P20 and tapping
I've noticed that a lot of the P20 I buy from Uddeholm seems to have become harder to cut in recent years.
The last mold base I built was amost un-millable and un-drillable...I went through boxes of inserts and many drill sharpenings compared to times gone by.
I've heard that the chemistry of steels is slowly drifting toward a different end of the range for minor constituents.
Apparently it used to be that you'd find most alloying elements to be at the low end of the permissible range because it was cheaper to do it that way when the primary feedstock was mostly virgin iron.

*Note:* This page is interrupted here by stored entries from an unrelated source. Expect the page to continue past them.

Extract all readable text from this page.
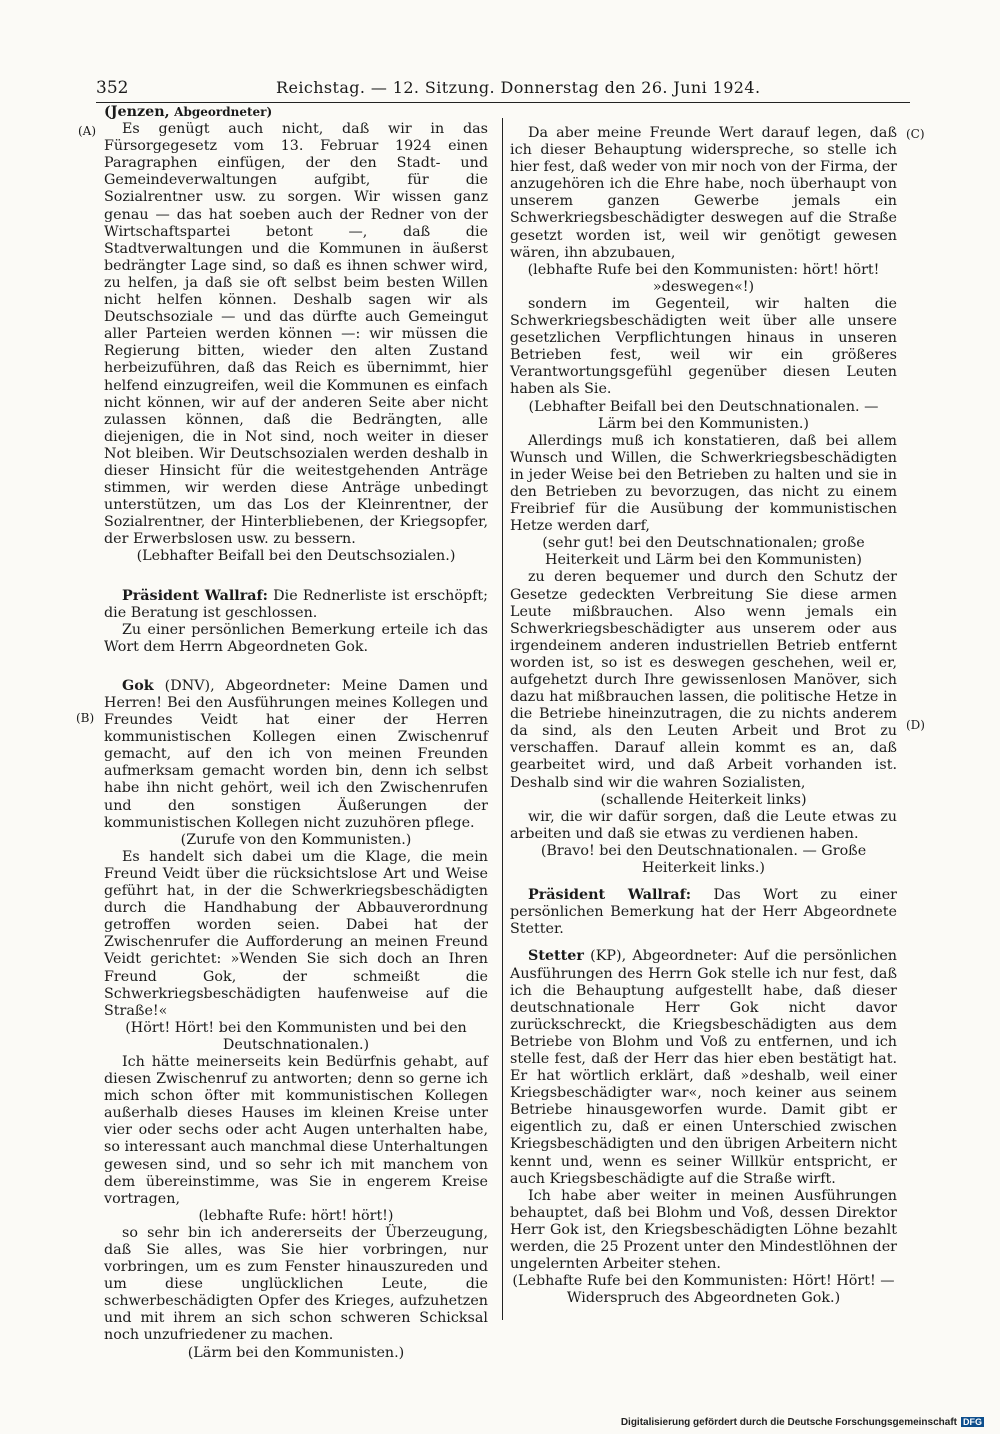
352	Reichstag. — 12. Sitzung. Donnerstag den 26. Juni 1924.
(A)
(B)
(C)
(D)

(Jenzen, Abgeordneter)

Es genügt auch nicht, daß wir in das Fürsorgegesetz vom 13. Februar 1924 einen Paragraphen einfügen, der den Stadt- und Gemeindeverwaltungen aufgibt, für die Sozialrentner usw. zu sorgen. Wir wissen ganz genau — das hat soeben auch der Redner von der Wirtschaftspartei betont —, daß die Stadtverwaltungen und die Kommunen in äußerst bedrängter Lage sind, so daß es ihnen schwer wird, zu helfen, ja daß sie oft selbst beim besten Willen nicht helfen können. Deshalb sagen wir als Deutschsoziale — und das dürfte auch Gemeingut aller Parteien werden können —: wir müssen die Regierung bitten, wieder den alten Zustand herbeizuführen, daß das Reich es übernimmt, hier helfend einzugreifen, weil die Kommunen es einfach nicht können, wir auf der anderen Seite aber nicht zulassen können, daß die Bedrängten, alle diejenigen, die in Not sind, noch weiter in dieser Not bleiben. Wir Deutschsozialen werden deshalb in dieser Hinsicht für die weitestgehenden Anträge stimmen, wir werden diese Anträge unbedingt unterstützen, um das Los der Kleinrentner, der Sozialrentner, der Hinterbliebenen, der Kriegsopfer, der Erwerbslosen usw. zu bessern.

(Lebhafter Beifall bei den Deutschsozialen.)

Präsident Wallraf: Die Rednerliste ist erschöpft; die Beratung ist geschlossen.

Zu einer persönlichen Bemerkung erteile ich das Wort dem Herrn Abgeordneten Gok.

Gok (DNV), Abgeordneter: Meine Damen und Herren! Bei den Ausführungen meines Kollegen und Freundes Veidt hat einer der Herren kommunistischen Kollegen einen Zwischenruf gemacht, auf den ich von meinen Freunden aufmerksam gemacht worden bin, denn ich selbst habe ihn nicht gehört, weil ich den Zwischenrufen und den sonstigen Äußerungen der kommunistischen Kollegen nicht zuzuhören pflege.

(Zurufe von den Kommunisten.)

Es handelt sich dabei um die Klage, die mein Freund Veidt über die rücksichtslose Art und Weise geführt hat, in der die Schwerkriegsbeschädigten durch die Handhabung der Abbauverordnung getroffen worden seien. Dabei hat der Zwischenrufer die Aufforderung an meinen Freund Veidt gerichtet: »Wenden Sie sich doch an Ihren Freund Gok, der schmeißt die Schwerkriegsbeschädigten haufenweise auf die Straße!«

(Hört! Hört! bei den Kommunisten und bei den Deutschnationalen.)

Ich hätte meinerseits kein Bedürfnis gehabt, auf diesen Zwischenruf zu antworten; denn so gerne ich mich schon öfter mit kommunistischen Kollegen außerhalb dieses Hauses im kleinen Kreise unter vier oder sechs oder acht Augen unterhalten habe, so interessant auch manchmal diese Unterhaltungen gewesen sind, und so sehr ich mit manchem von dem übereinstimme, was Sie in engerem Kreise vortragen,

(lebhafte Rufe: hört! hört!)

so sehr bin ich andererseits der Überzeugung, daß Sie alles, was Sie hier vorbringen, nur vorbringen, um es zum Fenster hinauszureden und um diese unglücklichen Leute, die schwerbeschädigten Opfer des Krieges, aufzuhetzen und mit ihrem an sich schon schweren Schicksal noch unzufriedener zu machen.

(Lärm bei den Kommunisten.)

Da aber meine Freunde Wert darauf legen, daß ich dieser Behauptung widerspreche, so stelle ich hier fest, daß weder von mir noch von der Firma, der anzugehören ich die Ehre habe, noch überhaupt von unserem ganzen Gewerbe jemals ein Schwerkriegsbeschädigter deswegen auf die Straße gesetzt worden ist, weil wir genötigt gewesen wären, ihn abzubauen,

(lebhafte Rufe bei den Kommunisten: hört! hört! »deswegen«!)

sondern im Gegenteil, wir halten die Schwerkriegsbeschädigten weit über alle unsere gesetzlichen Verpflichtungen hinaus in unseren Betrieben fest, weil wir ein größeres Verantwortungsgefühl gegenüber diesen Leuten haben als Sie.

(Lebhafter Beifall bei den Deutschnationalen. — Lärm bei den Kommunisten.)

Allerdings muß ich konstatieren, daß bei allem Wunsch und Willen, die Schwerkriegsbeschädigten in jeder Weise bei den Betrieben zu halten und sie in den Betrieben zu bevorzugen, das nicht zu einem Freibrief für die Ausübung der kommunistischen Hetze werden darf,

(sehr gut! bei den Deutschnationalen; große Heiterkeit und Lärm bei den Kommunisten)

zu deren bequemer und durch den Schutz der Gesetze gedeckten Verbreitung Sie diese armen Leute mißbrauchen. Also wenn jemals ein Schwerkriegsbeschädigter aus unserem oder aus irgendeinem anderen industriellen Betrieb entfernt worden ist, so ist es deswegen geschehen, weil er, aufgehetzt durch Ihre gewissenlosen Manöver, sich dazu hat mißbrauchen lassen, die politische Hetze in die Betriebe hineinzutragen, die zu nichts anderem da sind, als den Leuten Arbeit und Brot zu verschaffen. Darauf allein kommt es an, daß gearbeitet wird, und daß Arbeit vorhanden ist. Deshalb sind wir die wahren Sozialisten,

(schallende Heiterkeit links)

wir, die wir dafür sorgen, daß die Leute etwas zu arbeiten und daß sie etwas zu verdienen haben.

(Bravo! bei den Deutschnationalen. — Große Heiterkeit links.)

Präsident Wallraf: Das Wort zu einer persönlichen Bemerkung hat der Herr Abgeordnete Stetter.

Stetter (KP), Abgeordneter: Auf die persönlichen Ausführungen des Herrn Gok stelle ich nur fest, daß ich die Behauptung aufgestellt habe, daß dieser deutschnationale Herr Gok nicht davor zurückschreckt, die Kriegsbeschädigten aus dem Betriebe von Blohm und Voß zu entfernen, und ich stelle fest, daß der Herr das hier eben bestätigt hat. Er hat wörtlich erklärt, daß »deshalb, weil einer Kriegsbeschädigter war«, noch keiner aus seinem Betriebe hinausgeworfen wurde. Damit gibt er eigentlich zu, daß er einen Unterschied zwischen Kriegsbeschädigten und den übrigen Arbeitern nicht kennt und, wenn es seiner Willkür entspricht, er auch Kriegsbeschädigte auf die Straße wirft.

Ich habe aber weiter in meinen Ausführungen behauptet, daß bei Blohm und Voß, dessen Direktor Herr Gok ist, den Kriegsbeschädigten Löhne bezahlt werden, die 25 Prozent unter den Mindestlöhnen der ungelernten Arbeiter stehen.

(Lebhafte Rufe bei den Kommunisten: Hört! Hört! — Widerspruch des Abgeordneten Gok.)

Digitalisierung gefördert durch die Deutsche Forschungsgemeinschaft DFG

Now that more of the feedstock is recycled scrap, supposedly the low cost way is to tolerate alloying elements at the top of the range if they're already in the melt.
Has any one else heard this?
Can anyone else confirm that the P20 they're using has gotten more difficult to cut over the last 5 years?
It would certainly explain the OP's problems tapping the stuff.
Mind you, I don't much like spiral flute taps...I find them prone to snapping on direction reversal.
I'm told it's due to the pitch errors induced when they twist and untwist as the torque changes during tapping cycles.
Apparently the transient pitch errors make them bind; and this will be especially pronounced on direction reversal with a duller tap that's had to have more torque applied to it to force the tap through the steel to get it to depth.
Maybe a change to a spiral point tap will help, but of course at the cost of having more of a problem removing the chips.